Monday AM walked into JD. Lady behind counter knew of us, hell, the whole town knew us by then. She went and got Henry.
...and my hopes faded like a pin prick in a rock n' roll balloon.
Henry. Henry. Henry was about 5 foot 0.5 inches tall, wearing overalls that were too long, so the cuffs were rolled up to damn near his knee caps, he had a big belly, scraggy hair, and wore glasses thicker than an old fashioned Coca Cola glass bottle bottom. I kid you not.
But I have no other options. Henry walks us into the shop area, not one word yet spoken, and places the broken part on a metal table. ….and Henry just looks at broken cover, for minutes, still sitting on the table. Then Henry picks it up, holds it about 3 inches from his coke bottle thick glasses, and looks at it from angles.. top side, side view, upside down, inside, outside..
It’s been 15 minutes. Still not one word spoken. I wonder if Henry is deaf, or mute, or a serial killer. This situation is weird, and getting stranger by the moment. Henry takes his glasses off, picks up the part, and like a blind man reading a Braille newspaper, explores the broken cover surfaces. For at least 5 minutes. Then, suddenly, he tables the broken cover, puts his glasses on, and walks away, out of sight. I can hear metal rustling as Henry searches for something…
Returning, Henry has a small section of aluminum sheet plate, approximately 6x8 inches, which he places in a vice on an adjacent work bench. Without looking at the cover, Henry begins bashing the aluminum sheet with a small to medium sized ball peen hammer. ...and with every blow, that sheet plate took form! I remember being in awe, as the required patch had several angles, on a round form, and yet, with just a vice and hammer, I’m watching it magically appear from flatness.
And at no time has Henry fitted the cover to the patch. The cover is 30 feet away. Henry is doing this from memory, and Henry has been working the patch for more than 30 minutes. Finally, Henry walks the patch to the cover. Without any fanfare, Henry tested the patch ‘fit’ to the cover, and, of course, it was perfect.
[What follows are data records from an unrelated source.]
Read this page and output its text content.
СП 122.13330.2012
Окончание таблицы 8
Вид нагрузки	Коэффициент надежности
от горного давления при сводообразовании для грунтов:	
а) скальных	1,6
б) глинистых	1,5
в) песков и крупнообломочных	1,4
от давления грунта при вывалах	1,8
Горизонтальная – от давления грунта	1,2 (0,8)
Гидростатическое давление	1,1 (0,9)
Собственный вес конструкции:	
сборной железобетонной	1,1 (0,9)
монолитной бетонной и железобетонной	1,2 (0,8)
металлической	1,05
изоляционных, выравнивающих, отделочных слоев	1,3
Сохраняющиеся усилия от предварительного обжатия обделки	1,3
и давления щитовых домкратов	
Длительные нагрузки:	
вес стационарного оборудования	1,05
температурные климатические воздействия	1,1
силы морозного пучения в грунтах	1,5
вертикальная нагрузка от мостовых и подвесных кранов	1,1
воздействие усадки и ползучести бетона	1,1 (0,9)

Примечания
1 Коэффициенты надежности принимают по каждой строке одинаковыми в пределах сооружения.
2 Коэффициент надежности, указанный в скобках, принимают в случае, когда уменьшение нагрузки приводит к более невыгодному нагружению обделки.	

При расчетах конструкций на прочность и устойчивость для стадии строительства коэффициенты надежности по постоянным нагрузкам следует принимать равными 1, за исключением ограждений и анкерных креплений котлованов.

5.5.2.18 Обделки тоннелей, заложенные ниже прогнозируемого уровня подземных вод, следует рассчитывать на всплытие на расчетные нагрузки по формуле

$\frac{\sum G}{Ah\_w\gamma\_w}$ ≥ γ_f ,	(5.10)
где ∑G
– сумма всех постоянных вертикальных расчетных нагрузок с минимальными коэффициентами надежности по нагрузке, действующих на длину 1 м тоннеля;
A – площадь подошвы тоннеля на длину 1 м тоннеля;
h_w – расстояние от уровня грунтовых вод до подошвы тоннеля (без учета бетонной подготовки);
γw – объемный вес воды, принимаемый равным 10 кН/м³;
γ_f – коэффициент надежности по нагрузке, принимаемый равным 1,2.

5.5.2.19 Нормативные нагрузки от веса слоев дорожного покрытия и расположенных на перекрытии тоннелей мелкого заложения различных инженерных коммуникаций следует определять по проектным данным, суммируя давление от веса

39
For the first time, Henry speaks. “Guess I’ll weld this up now’. Me: “How are you going to to that? I don’t see any TIG or MIG welders here?”Henry: “I’ll use oxygen-acetylene.”
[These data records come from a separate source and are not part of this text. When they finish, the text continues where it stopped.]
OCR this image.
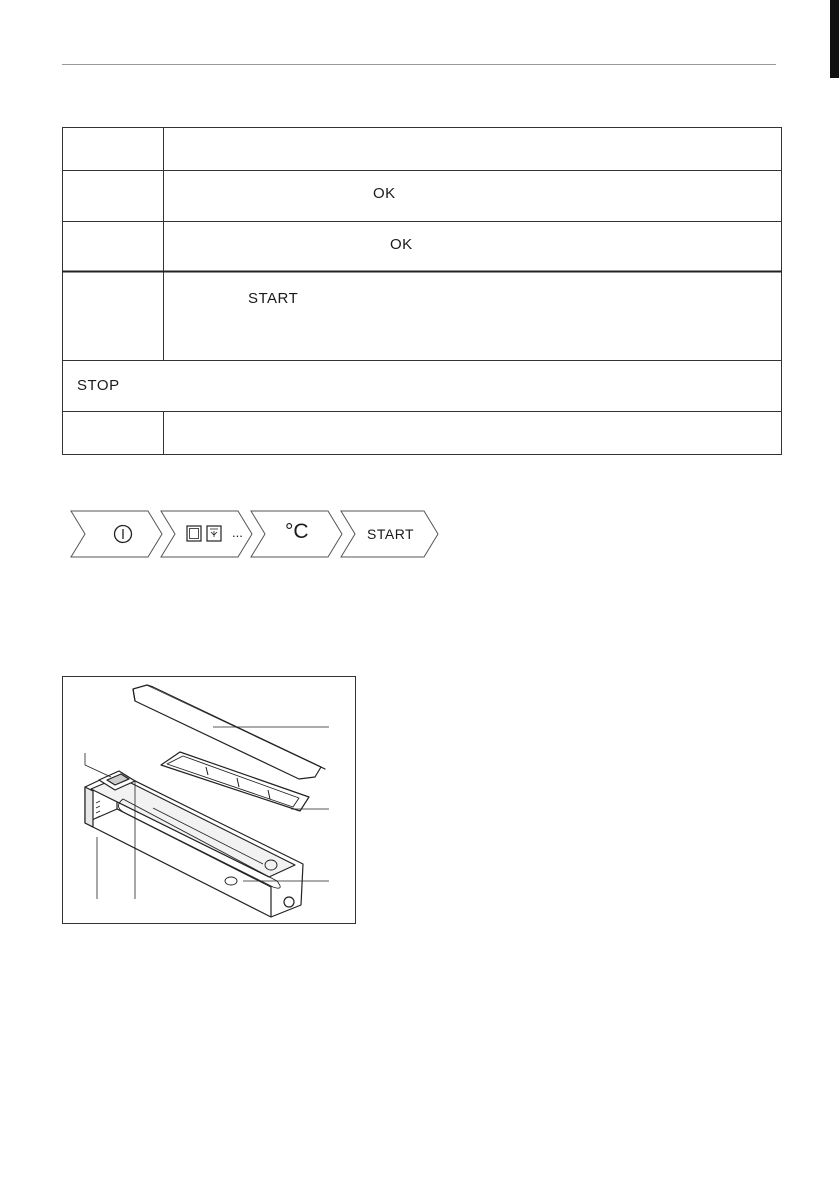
OK
OK
START
STOP
... °C	START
And Henry does. I’d never heard or seen anyone weld aluminum using oxygen-acetylene. Especially on a complex, curved shape.
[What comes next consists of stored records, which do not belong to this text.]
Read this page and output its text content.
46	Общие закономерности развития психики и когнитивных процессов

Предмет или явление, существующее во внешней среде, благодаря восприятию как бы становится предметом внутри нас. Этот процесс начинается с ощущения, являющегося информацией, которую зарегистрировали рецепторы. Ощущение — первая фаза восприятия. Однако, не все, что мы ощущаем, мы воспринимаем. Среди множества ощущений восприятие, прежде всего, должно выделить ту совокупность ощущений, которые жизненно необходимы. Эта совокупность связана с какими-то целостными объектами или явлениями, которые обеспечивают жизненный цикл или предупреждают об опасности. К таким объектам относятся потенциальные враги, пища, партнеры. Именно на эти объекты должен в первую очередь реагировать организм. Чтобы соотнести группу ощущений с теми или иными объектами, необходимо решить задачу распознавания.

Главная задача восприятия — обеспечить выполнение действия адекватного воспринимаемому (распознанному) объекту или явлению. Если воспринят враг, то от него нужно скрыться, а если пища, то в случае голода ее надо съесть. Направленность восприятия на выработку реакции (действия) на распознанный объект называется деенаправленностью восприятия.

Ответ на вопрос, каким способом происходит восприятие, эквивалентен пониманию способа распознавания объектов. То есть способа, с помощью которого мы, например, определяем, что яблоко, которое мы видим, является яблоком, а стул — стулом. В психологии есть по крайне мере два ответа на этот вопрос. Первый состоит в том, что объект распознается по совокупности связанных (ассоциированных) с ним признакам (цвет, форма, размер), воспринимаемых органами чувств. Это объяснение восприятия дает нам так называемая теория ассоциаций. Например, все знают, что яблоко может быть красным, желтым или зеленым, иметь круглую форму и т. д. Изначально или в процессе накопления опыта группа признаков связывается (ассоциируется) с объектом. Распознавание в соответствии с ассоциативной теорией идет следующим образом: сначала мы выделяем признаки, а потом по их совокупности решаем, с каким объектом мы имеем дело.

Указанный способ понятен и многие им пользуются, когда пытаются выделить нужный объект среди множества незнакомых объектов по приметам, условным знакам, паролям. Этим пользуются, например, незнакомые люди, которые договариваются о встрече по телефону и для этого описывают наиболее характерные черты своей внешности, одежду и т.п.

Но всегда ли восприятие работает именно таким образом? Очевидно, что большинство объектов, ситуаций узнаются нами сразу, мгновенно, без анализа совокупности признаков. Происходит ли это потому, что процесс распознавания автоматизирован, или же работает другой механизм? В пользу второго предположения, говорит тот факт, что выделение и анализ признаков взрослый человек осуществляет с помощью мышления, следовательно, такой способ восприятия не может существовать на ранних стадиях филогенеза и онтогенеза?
Henry finishes up, walk over, hands it to me.“Here you go.” Me, like a fool, opens my mouth and proves I’m a true idiot.“Henry, this cover has oil behind it, is this patch leak proof?” Henry’s eyes flash, his shoulders square up. Henry is pissed off. As in right the f#*k off..
Henry walks over to a sink, fills it with water, proves it doesn’t leak, then half hands it to me, half throws it at me and walks away.
Karen states I’m a phooking arzhole.
But I don’t take offense. I’m wondering how much this repair is going to cost me. It’s past lunch time, Henry has been working this since 9AM. I don’t have much cash, and zero credit cards. I’m wondering how much the shop pays per hour should I need to ‘work my debt off’ being shop bitch.
The nice counter lady looks at the invoice and says ‘Twenty Dollars’. I damn near faint at how little the cost is… then realize she and the dealership are doing us a huge favor. I ask the nice lady if it’s OK to tip Henry. She says yes.
Walking back to the shop area, I find Henry, and extend two crisp twenty dollar bills his way. “I don’t want that, I don’t need charity” says Henry, dryly.
“Henry, this isn’t charity. Please take the money, perhaps take your wife out to dinner?” I say.
Henry: “The wife and I don’t eat out. Now take your money and go. Now.”
Me: “I’m sorry if I offended you. I just wanted to say Thank You.” Henry: “Then say Thank You, shake my hand, then get the hell out of my shop.”
So I said Thank You (with sincere voice), was surprised when Henry actually shook my hand. We left the shop pronto.